Rodgers, 61, was indicted on three felony charges stemming from a criminal investigation of former D.C. Councilman Harry Thomas Jr., the U.S. Attorney's Office said.
Prosecutors say Rodgers helped channel grant money to the host of the 51st State Inaugural Ball on Jan. 20, 2009: a political organization whose local chapter president was former Thomas aide Ayawna Webster. The organization ran up about $100,000 in debt to vendors after the ball.
To avoid any legal issues with granting money to a political organization, Rodgers changed the grant recipient to Youth Technology Institute, a nonprofit not involved with the ball, according to the indictment. The institute was issued a grant check for $110,000 on Feb. 5, 2009, nearly all of which it "immediately forwarded" to Webster's political organization to pay for the ball, prosecutors say.
Rodgers has been charged with theft concerning programs receiving federal funds, wire fraud and first-degree fraud.
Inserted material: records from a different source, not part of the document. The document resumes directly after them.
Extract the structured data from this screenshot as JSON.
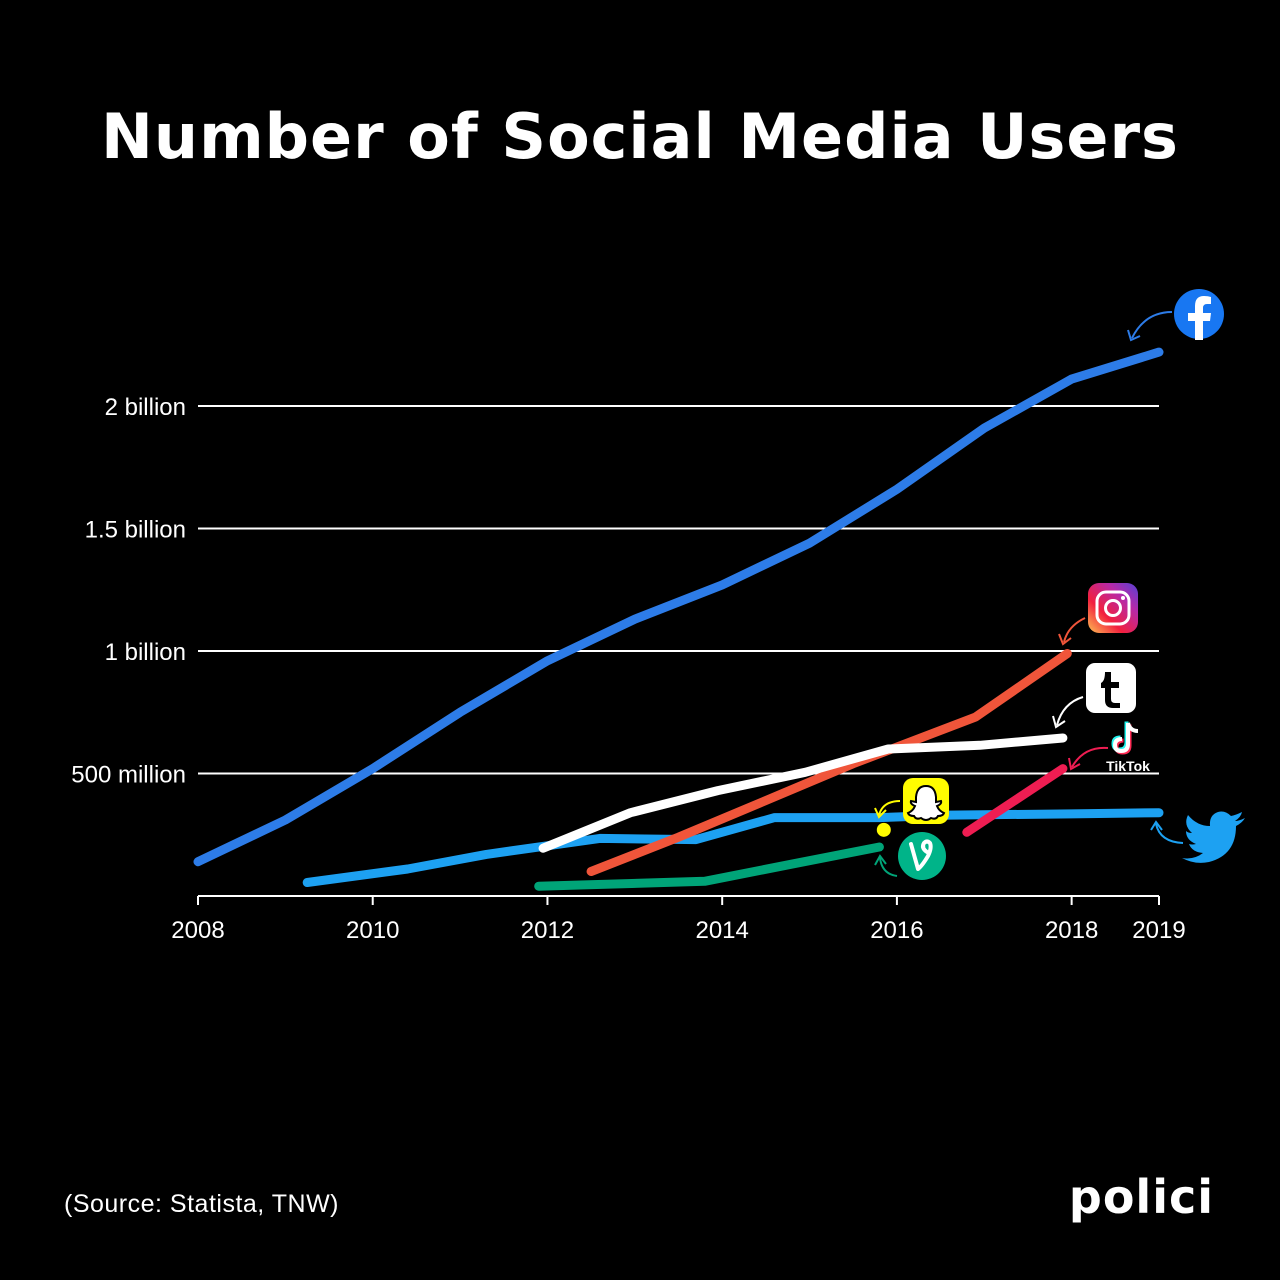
{
  "title": "Number of Social Media Users",
  "source": "(Source: Statista, TNW)",
  "brand": "polici",
  "chart_data": {
    "type": "line",
    "title": "Number of Social Media Users",
    "xlim": [
      2008,
      2019
    ],
    "ylim": [
      0,
      2200000000
    ],
    "x_ticks": [
      {
        "value": 2008,
        "label": "2008"
      },
      {
        "value": 2010,
        "label": "2010"
      },
      {
        "value": 2012,
        "label": "2012"
      },
      {
        "value": 2014,
        "label": "2014"
      },
      {
        "value": 2016,
        "label": "2016"
      },
      {
        "value": 2018,
        "label": "2018"
      },
      {
        "value": 2019,
        "label": "2019"
      }
    ],
    "y_ticks": [
      {
        "value": 500000000,
        "label": "500 million"
      },
      {
        "value": 1000000000,
        "label": "1 billion"
      },
      {
        "value": 1500000000,
        "label": "1.5 billion"
      },
      {
        "value": 2000000000,
        "label": "2 billion"
      }
    ],
    "grid": true,
    "series": [
      {
        "key": "facebook",
        "color": "#2D7CE8",
        "icon": "facebook-icon",
        "points": [
          [
            2008,
            140000000
          ],
          [
            2009,
            310000000
          ],
          [
            2010,
            520000000
          ],
          [
            2011,
            750000000
          ],
          [
            2012,
            960000000
          ],
          [
            2013,
            1130000000
          ],
          [
            2014,
            1270000000
          ],
          [
            2015,
            1440000000
          ],
          [
            2016,
            1660000000
          ],
          [
            2017,
            1910000000
          ],
          [
            2018,
            2110000000
          ],
          [
            2019,
            2220000000
          ]
        ]
      },
      {
        "key": "twitter",
        "color": "#1DA1F2",
        "icon": "twitter-icon",
        "points": [
          [
            2009.25,
            55000000
          ],
          [
            2010.4,
            110000000
          ],
          [
            2011.3,
            170000000
          ],
          [
            2012.6,
            235000000
          ],
          [
            2013.7,
            230000000
          ],
          [
            2014.6,
            320000000
          ],
          [
            2015.8,
            320000000
          ],
          [
            2016.6,
            330000000
          ],
          [
            2018,
            335000000
          ],
          [
            2019,
            340000000
          ]
        ]
      },
      {
        "key": "instagram",
        "color": "#F0553A",
        "icon": "instagram-icon",
        "points": [
          [
            2012.5,
            100000000
          ],
          [
            2013.5,
            240000000
          ],
          [
            2014.5,
            390000000
          ],
          [
            2015.5,
            540000000
          ],
          [
            2016.9,
            730000000
          ],
          [
            2017.95,
            990000000
          ]
        ]
      },
      {
        "key": "tumblr",
        "color": "#FFFFFF",
        "icon": "tumblr-icon",
        "points": [
          [
            2011.95,
            195000000
          ],
          [
            2012.95,
            340000000
          ],
          [
            2013.95,
            430000000
          ],
          [
            2014.95,
            505000000
          ],
          [
            2015.9,
            600000000
          ],
          [
            2016.95,
            615000000
          ],
          [
            2017.9,
            645000000
          ]
        ]
      },
      {
        "key": "tiktok",
        "color": "#EE1D52",
        "icon": "tiktok-icon",
        "points": [
          [
            2016.8,
            260000000
          ],
          [
            2017.9,
            520000000
          ]
        ]
      },
      {
        "key": "vine",
        "color": "#00A478",
        "icon": "vine-icon",
        "points": [
          [
            2011.9,
            40000000
          ],
          [
            2013.8,
            60000000
          ],
          [
            2014.8,
            130000000
          ],
          [
            2015.8,
            200000000
          ]
        ]
      },
      {
        "key": "snapchat",
        "color": "#FFFC00",
        "icon": "snapchat-icon",
        "points": [
          [
            2015.85,
            270000000
          ]
        ]
      }
    ],
    "logos": {
      "tiktok_text": "TikTok"
    }
  }
}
He faces up to 20 years in prison.
Thomas pleaded guilty in January 2012 to using more than $350,000 in taxpayer money that had been earmarked for the arts, youth recreation and summer programs to buy cars, clothing and trips.
He resigned two years ago and is now serving 12 years and two months in prison.
Five others have pleaded guilty to various charges as a result of the Thomas investigation, according to prosecutors: James Garvin and Marshall D. Banks, leaders of the nonprofit Langston in the 21st Century Foundation, pleaded guilty to helping conceal the misappropriation of $392,000 in government grants; Youth Technology Institute President Danita C. Doleman pleaded guilty to filing a false tax return; Millicent D. West, former director of a youth nonprofit, pleaded guilty to a criminal tax charge; and Webster pleaded guilty to trying to interfere with the administration of Internal Revenue Service laws.
Garvin and Banks were sentenced to three years of supervised probation and 80 hours of community service, and were ordered to pay full restitution.
The remaining three are awaiting sentencing.